Lifegate ha scelto le migliori cinque località per trascorrere un week end da scoprire a piedi ma anche in bicicletta

Colli Euganei si stagliano nel cuore della pianura veneta con i loro inconfondibili volumi conici. La geometria quasi perfetta è il formidabile risultato di fenomeni vulcanici risalenti a oltre 40 milioni di anni fa. Si tratta di un comprensorio montuoso costituito da circa un centinaio di rilievi la cui altezza non supera mai i 600 metri.

La testata giornalistica LifeGate ha messo a punto un tour, facilmente percorribile anche in bicicletta, per visitare alcuni dei luoghi più belli della zona, dove ammirare castelli, abbazie, giardini e ville, in modo assolutamente sostenibile. Le località scelte sono: Teolo, Battaglia Terme, Valsanzibio, Luvigliano e il pianoro del Mottolone.

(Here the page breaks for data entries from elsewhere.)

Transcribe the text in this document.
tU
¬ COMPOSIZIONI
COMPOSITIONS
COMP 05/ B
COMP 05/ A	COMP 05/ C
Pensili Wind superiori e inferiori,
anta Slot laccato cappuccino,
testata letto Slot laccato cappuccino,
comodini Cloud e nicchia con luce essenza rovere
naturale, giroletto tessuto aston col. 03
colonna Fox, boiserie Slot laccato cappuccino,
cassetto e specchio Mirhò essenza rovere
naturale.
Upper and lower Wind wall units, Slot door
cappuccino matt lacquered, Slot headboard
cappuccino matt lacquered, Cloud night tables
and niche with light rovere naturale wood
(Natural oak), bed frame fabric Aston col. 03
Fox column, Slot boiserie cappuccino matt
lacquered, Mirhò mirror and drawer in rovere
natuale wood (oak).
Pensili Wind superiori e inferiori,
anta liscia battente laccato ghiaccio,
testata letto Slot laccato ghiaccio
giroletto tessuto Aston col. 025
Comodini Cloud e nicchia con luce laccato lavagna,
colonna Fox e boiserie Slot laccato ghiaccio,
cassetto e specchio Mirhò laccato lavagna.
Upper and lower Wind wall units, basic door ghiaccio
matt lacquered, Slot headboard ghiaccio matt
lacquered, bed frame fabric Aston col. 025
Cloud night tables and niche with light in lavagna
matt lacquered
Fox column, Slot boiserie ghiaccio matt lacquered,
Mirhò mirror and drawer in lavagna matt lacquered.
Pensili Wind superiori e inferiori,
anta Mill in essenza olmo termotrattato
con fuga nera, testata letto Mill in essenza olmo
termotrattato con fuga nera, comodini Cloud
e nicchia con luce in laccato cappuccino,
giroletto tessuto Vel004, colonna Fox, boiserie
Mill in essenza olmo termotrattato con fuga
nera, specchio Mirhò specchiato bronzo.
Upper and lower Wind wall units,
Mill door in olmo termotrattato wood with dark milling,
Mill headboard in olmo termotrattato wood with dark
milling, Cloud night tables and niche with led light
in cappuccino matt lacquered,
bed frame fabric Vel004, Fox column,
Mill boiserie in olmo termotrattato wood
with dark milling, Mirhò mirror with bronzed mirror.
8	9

Valsanzibio: Giardino Barbarigo

Valsanzibio, a circa 6 chilometri da Battaglia Terme, è possibile ammirare il Giardino monumentale di Valsanzibio detto anche Villa Barbarigo, Pizzoni Ardemani: oltre 15 ettari di parco, fontane, giochi d’acqua che insieme danno vita a un raro esempio di giardino simbolico seicentesco. Qui è facile trovare artisti che dipingono tra i suoi vialetti ispirati dalla meraviglia tutt’intorno. Il giardino ha oltre 350 anni di storia: venne realizzato tra il 1665 e il 1696 da una delle più ricche e importanti famiglie veneziane, la famiglia Barbarigo, come ringraziamento a Dio per aver sconfitto la peste del 1630/31.

La caratteristica principale di questa splendida zona verde è la presenza delle fontane e dei giochi d’acqua, tutt’oggi funzionanti e molto scenografici. Particolare anche l’idea alla base del progetto: è stato concepito infatti, come una lunga passeggiata allegorica per trasmettere al visitatore un messaggio positivo di una vita dove le difficoltà si affrontano ma una soluzione c’è sempre. Passeggiando tra i vialetti di questo giardino si possono ammirare alcuni alberi secolari: qui vivono oltre 800 alberi di più di 100 diverse essenze arboree. Ancora oggi sono presenti alberi che furono piantati tra il 1664 e il 1669. Oltre il 60% delle piante presenti fanno parte del progetto originale del Bernini.